On Dec 22, 2020, at 11:44 AM, Andrea Arcangeli aarcange@redhat.com wrote:
On Mon, Dec 21, 2020 at 02:55:12PM -0800, Nadav Amit wrote:
wouldn’t mmap_write_downgrade() be executed before mprotect_fixup() (so
I assume you mean "in" mprotect_fixup, after change_protection.
If you would downgrade the mmap_lock to read there, then it'd severely slowdown the non contention case, if there's more than vma that needs change_protection.
You'd need to throw away the prev->vm_next info and you'd need to do a new find_vma after droping the mmap_lock for reading and re-taking the mmap_lock for writing at every iteration of the loop.
To do less harm to the non-contention case you could perhaps walk vma->vm_next and check if it's outside the mprotect range and only downgrade in such case. So let's assume we intend to optimize with mmap_write_downgrade only the last vma.
…
I read in detail your response and you make great points. To be fair, I did not think it through and just tried to make a point that not taking mmap_lock for write is an unrelated optimization.
So you make a great point that it is actually related and can only(?) benefit uffd and arguably soft-dirty, to which I am going to add mmap_write_lock().
Yet, my confidence in doing the optimization that you suggested (keep using mmap_read_lock()) as part of the bug fix is very low and just got lower since we discussed. So I do want in the future to try to avoid the overheads I introduce (sorry), but it requires a systematic solution and some thought.

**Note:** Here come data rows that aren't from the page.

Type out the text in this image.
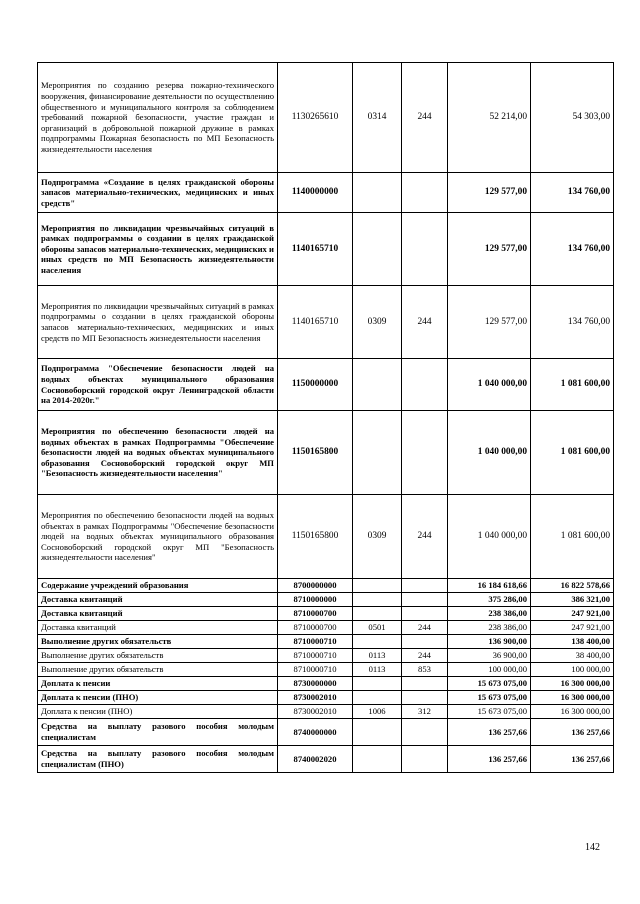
Мероприятия по созданию резерва пожарно-технического вооружения, финансирование деятельности по осуществлению общественного и муниципального контроля за соблюдением требований пожарной безопасности, участие граждан и организаций в добровольной пожарной дружине в рамках подпрограммы Пожарная безопасность по МП Безопасность жизнедеятельности населения	1130265610	0314	244	52 214,00	54 303,00
Подпрограмма «Создание в целях гражданской обороны запасов материально-технических, медицинских и иных средств"	1140000000			129 577,00	134 760,00
Мероприятия по ликвидации чрезвычайных ситуаций в рамках подпрограммы о создании в целях гражданской обороны запасов материально-технических, медицинских и иных средств по МП Безопасность жизнедеятельности населения	1140165710			129 577,00	134 760,00
Мероприятия по ликвидации чрезвычайных ситуаций в рамках подпрограммы о создании в целях гражданской обороны запасов материально-технических, медицинских и иных средств по МП Безопасность жизнедеятельности населения	1140165710	0309	244	129 577,00	134 760,00
Подпрограмма "Обеспечение безопасности людей на водных объектах муниципального образования Сосновоборский городской округ Ленинградской области на 2014-2020г."	1150000000			1 040 000,00	1 081 600,00
Мероприятия по обеспечению безопасности людей на водных объектах в рамках Подпрограммы "Обеспечение безопасности людей на водных объектах муниципального образования Сосновоборский городской округ МП "Безопасность жизнедеятельности населения"	1150165800			1 040 000,00	1 081 600,00
Мероприятия по обеспечению безопасности людей на водных объектах в рамках Подпрограммы "Обеспечение безопасности людей на водных объектах муниципального образования Сосновоборский городской округ МП "Безопасность жизнедеятельности населения"	1150165800	0309	244	1 040 000,00	1 081 600,00
Содержание учреждений образования	8700000000			16 184 618,66	16 822 578,66
Доставка квитанций	8710000000			375 286,00	386 321,00
Доставка квитанций	8710000700			238 386,00	247 921,00
Доставка квитанций	8710000700	0501	244	238 386,00	247 921,00
Выполнение других обязательств	8710000710			136 900,00	138 400,00
Выполнение других обязательств	8710000710	0113	244	36 900,00	38 400,00
Выполнение других обязательств	8710000710	0113	853	100 000,00	100 000,00
Доплата к пенсии	8730000000			15 673 075,00	16 300 000,00
Доплата к пенсии (ПНО)	8730002010			15 673 075,00	16 300 000,00
Доплата к пенсии (ПНО)	8730002010	1006	312	15 673 075,00	16 300 000,00
Средства на выплату разового пособия молодым специалистам	8740000000			136 257,66	136 257,66
Средства на выплату разового пособия молодым специалистам (ПНО)	8740002020			136 257,66	136 257,66
142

Perhaps any change to PTE in a page-table should increase a page-table generation that we would save in the page-table page-struct (next to the PTL) and pte_same() would also look at the original and updated "page-table generation” when it checks if a PTE changed. So if a PTE went through not-writable -> writable -> not-writable cycle without a TLB flush this can go detected. Yet, there is still a question of how to detect pending TLB flushes in finer granularity to avoid frequent unwarranted TLB flushes while a TLB flush is pending.
It all requires some thought, and the fact that soft-dirty appears to be broken too indicates that bugs can get unnoticed for some time.
Sorry for being a chicken, but I prefer to be safe than sorry.